06 Expert Conclusions and Future Clinical Outlook
Professor Ciara Catherine O’Sullivan concluded that the Rilvegostomig combined with T-DXd regimen showed good tolerance in high-risk HER2-negative breast cancer patients in neoadjuvant treatment and showed strong clinical activity in specific subtypes. Core Conclusions:
- Precision Subtyping is Crucial: The immune-positive subtype is the dominant group for this combination regimen, and the improvement in pCR rate provides the possibility for “chemo-sparing” for this part of patients.

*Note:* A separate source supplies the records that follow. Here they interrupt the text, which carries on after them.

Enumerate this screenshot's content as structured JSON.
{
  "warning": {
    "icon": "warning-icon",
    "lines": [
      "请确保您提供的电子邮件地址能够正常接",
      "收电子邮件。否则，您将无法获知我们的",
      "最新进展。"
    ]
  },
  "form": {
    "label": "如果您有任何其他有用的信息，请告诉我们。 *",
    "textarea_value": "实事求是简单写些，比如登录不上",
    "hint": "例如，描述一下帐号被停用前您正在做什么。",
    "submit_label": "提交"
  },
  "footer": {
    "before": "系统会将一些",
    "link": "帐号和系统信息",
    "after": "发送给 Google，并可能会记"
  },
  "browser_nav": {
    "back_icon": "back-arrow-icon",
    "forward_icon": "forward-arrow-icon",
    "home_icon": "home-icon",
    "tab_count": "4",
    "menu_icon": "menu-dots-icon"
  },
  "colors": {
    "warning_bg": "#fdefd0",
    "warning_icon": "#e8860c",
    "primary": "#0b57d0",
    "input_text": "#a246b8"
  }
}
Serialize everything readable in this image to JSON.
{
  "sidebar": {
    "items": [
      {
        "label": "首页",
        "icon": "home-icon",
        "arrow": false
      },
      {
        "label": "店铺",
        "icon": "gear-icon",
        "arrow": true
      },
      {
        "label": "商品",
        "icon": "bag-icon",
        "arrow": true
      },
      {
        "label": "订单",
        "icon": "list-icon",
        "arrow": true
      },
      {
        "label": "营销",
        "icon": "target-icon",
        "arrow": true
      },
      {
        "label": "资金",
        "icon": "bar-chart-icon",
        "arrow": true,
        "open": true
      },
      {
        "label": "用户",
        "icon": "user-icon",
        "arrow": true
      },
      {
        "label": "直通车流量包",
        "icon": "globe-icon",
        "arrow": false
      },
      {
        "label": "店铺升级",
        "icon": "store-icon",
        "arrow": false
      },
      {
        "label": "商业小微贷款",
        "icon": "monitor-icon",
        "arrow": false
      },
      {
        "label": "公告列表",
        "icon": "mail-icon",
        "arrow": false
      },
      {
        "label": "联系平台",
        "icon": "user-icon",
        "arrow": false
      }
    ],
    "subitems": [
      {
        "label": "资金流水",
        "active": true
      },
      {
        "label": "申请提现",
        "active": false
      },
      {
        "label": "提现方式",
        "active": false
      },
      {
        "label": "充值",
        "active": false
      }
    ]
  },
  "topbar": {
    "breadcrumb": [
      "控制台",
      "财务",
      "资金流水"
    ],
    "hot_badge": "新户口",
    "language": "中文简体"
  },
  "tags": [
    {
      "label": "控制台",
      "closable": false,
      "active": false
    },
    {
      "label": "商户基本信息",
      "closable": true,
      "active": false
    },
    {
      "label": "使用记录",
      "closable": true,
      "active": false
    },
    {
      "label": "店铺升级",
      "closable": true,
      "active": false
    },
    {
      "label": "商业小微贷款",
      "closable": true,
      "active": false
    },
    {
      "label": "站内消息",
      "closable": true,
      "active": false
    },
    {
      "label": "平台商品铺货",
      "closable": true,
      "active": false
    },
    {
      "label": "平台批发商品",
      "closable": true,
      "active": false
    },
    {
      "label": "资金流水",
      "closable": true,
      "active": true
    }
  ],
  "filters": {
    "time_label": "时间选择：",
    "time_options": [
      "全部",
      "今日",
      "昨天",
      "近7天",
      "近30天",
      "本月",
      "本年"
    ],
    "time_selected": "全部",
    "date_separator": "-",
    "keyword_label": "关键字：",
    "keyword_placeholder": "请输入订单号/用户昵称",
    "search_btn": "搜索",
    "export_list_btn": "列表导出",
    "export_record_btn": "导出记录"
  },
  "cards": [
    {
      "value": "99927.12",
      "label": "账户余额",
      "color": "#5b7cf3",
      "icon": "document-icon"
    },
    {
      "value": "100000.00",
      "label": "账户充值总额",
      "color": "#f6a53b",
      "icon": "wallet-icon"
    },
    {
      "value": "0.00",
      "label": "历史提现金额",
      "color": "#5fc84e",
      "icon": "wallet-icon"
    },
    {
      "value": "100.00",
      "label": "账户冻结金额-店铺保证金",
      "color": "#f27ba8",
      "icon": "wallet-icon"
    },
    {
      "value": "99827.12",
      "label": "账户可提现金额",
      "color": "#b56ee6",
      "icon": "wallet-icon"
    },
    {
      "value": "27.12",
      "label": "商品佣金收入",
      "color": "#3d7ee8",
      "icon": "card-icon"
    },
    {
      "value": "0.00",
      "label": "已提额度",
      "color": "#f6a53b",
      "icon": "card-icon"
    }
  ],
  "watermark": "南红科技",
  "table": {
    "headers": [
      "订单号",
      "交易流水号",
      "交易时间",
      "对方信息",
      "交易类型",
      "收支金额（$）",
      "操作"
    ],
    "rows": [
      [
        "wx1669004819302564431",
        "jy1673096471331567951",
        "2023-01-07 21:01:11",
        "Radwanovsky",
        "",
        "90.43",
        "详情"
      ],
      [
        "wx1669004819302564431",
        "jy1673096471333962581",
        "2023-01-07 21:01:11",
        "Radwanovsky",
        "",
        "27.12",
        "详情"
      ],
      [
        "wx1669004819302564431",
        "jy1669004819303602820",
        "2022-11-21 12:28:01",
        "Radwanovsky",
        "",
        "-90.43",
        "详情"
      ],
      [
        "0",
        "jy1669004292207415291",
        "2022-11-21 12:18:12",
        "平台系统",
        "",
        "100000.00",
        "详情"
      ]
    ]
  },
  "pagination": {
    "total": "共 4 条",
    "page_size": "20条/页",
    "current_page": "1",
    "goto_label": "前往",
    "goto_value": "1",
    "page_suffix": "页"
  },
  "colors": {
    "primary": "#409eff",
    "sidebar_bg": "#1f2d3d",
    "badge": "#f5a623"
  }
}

- Treatment Front-loading: R+T-DXd as Block A treatment can allow a significant proportion of immune-positive patients to have surgery earlier, avoiding the toxicity of traditional chemotherapy.
- Safety is Controllable: Through multi-disciplinary collaboration (such as the involvement of pulmonary specialists) and high-frequency imaging monitoring, T-DXd-related ILD risks can be effectively identified and managed. In the future, I-SPY 2.2 will continue to verify the application of this regimen in a wider range of subtypes and further optimize the monitoring process. This treatment model based on molecular subtyping rather than traditional anatomical staging is leading the neoadjuvant treatment of breast cancer into a high-quality development track of individualization, precision, and low toxicity.